Thursday, February 11, 2016

Too Tired to Function

photo courtesy of www.quotesgram.com


     I was too tired to write an entry yesterday. 

     I'm still too tired to write one today. Working, cooking and doing the laundry took a lot out of my usual energetic self today. I wasn't even hurrying to finish one task to move on the next. I guess I really have to be in the zone more often to get things done and still have the energy for other things.

     Well, tomorrow is a new day. We'll try again. 

Tuesday, February 9, 2016

Expedition


photo courtesy of www.panahon.tv


     Female Parental Unit and I have been planning to go to Divisoria for the longest time. Given that I work every day and get off from work at 2 PM, we had to make sure that we'll make the most of our time there. We don't want to go on a weekend because we know it'll packed and we also don't want to stay there exploring until night time. I started to think that for a couple of things that we wanted to check out, a lot of factor and planning is involved.

     So we decided to go today and even before we got there, our plan started to hit a snag. The jeep took a different rout. We got off in front of 999 Mall. Female Parental Unit and I were not familiar with area, but we thought it would be a good chance to explore the building and see what we'll find. 

     We've only been there for less than half an hour and I already managed to buy all the things that I want. Since it was still early, we thought we'd get something to eat. After that we decided we'd check out 168 Mall as well. It was a little more packed with stalls and people that we felt a bit overwhelmed that we just settled with just looking around the ground floor. 

     When we decided to head back home, we realized that all of the road repairs and rerouting in the area has thrown off whatever sense of direction I have. And since Female Parental Unit is also not familiar with the new surroundings, we ended up asking for directions, which I still feel is a failure of my being a human being. 

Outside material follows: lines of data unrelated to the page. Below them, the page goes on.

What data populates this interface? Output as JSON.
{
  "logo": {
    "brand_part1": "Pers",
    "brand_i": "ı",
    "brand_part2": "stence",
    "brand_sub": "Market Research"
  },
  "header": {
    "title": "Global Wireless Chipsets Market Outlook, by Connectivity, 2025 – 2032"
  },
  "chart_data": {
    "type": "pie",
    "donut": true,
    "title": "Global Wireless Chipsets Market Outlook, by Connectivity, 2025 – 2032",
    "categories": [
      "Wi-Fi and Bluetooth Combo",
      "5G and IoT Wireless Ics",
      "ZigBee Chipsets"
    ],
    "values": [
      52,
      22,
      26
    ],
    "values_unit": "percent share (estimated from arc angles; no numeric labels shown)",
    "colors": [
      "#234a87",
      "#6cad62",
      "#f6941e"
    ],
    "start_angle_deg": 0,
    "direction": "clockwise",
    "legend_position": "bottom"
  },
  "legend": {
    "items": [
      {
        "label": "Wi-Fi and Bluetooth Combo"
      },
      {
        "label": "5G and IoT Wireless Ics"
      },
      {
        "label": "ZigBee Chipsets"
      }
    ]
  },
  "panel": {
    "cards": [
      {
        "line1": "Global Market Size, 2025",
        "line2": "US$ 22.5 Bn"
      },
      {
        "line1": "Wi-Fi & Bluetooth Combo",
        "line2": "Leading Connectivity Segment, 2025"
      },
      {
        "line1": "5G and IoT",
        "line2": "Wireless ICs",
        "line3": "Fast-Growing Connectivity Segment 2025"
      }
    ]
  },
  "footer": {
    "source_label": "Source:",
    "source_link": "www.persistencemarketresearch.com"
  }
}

     We're both tired, but we definitely enjoyed our exploration. And we promised each other that we'll go back there. 

Friday, February 5, 2016

Craving

 photo courtesy of www.21food.com


     I was so tired from doing the laundry and running some errands that I literally fell asleep after getting home. 

     I have been craving for some chip for quite sometime and I decided to go and buy one after doing the laundry. So I went to Recto where the chips that I was craving for would be found. On my way there, the crown started to get thick. It was a Friday and I think a payday for some folks, so it's just right that everyone will be out. I realized that no matter how many people describe Recto as dangerous and seedy, I never felt that at all. Well, I guess seedy fits, but for the longest time that I have been frequenting Recto, I have never felt an ounce of danger no matter what time I go there. I remember that I spent the night at convenience store while I was reading and writing. I just feels like a home to me. The maddening crowd. The dubious characters. The stench of after sex and everything illegal. All of that feels familiar. 

     So fuck gentrification. 

     I found the store, bought the chips and went back home. 

Thursday, February 4, 2016

Snoozing Out

photo courtesy of www.littlebrownsparrowco.com


     For the past couple of days, I have been missing out on my normal sleep time. It's so bad that I have to take a nap while working or else I stop functioning normally. 

     That is why I'm hitting the sack early. Enjoy your day. 

Wednesday, February 3, 2016

Missed Target

photo courtesy of www.presentermedia.com


     I missed a blog post. Damn it. 

     And only on the third day. 

     We'll just try to be more consistent eh?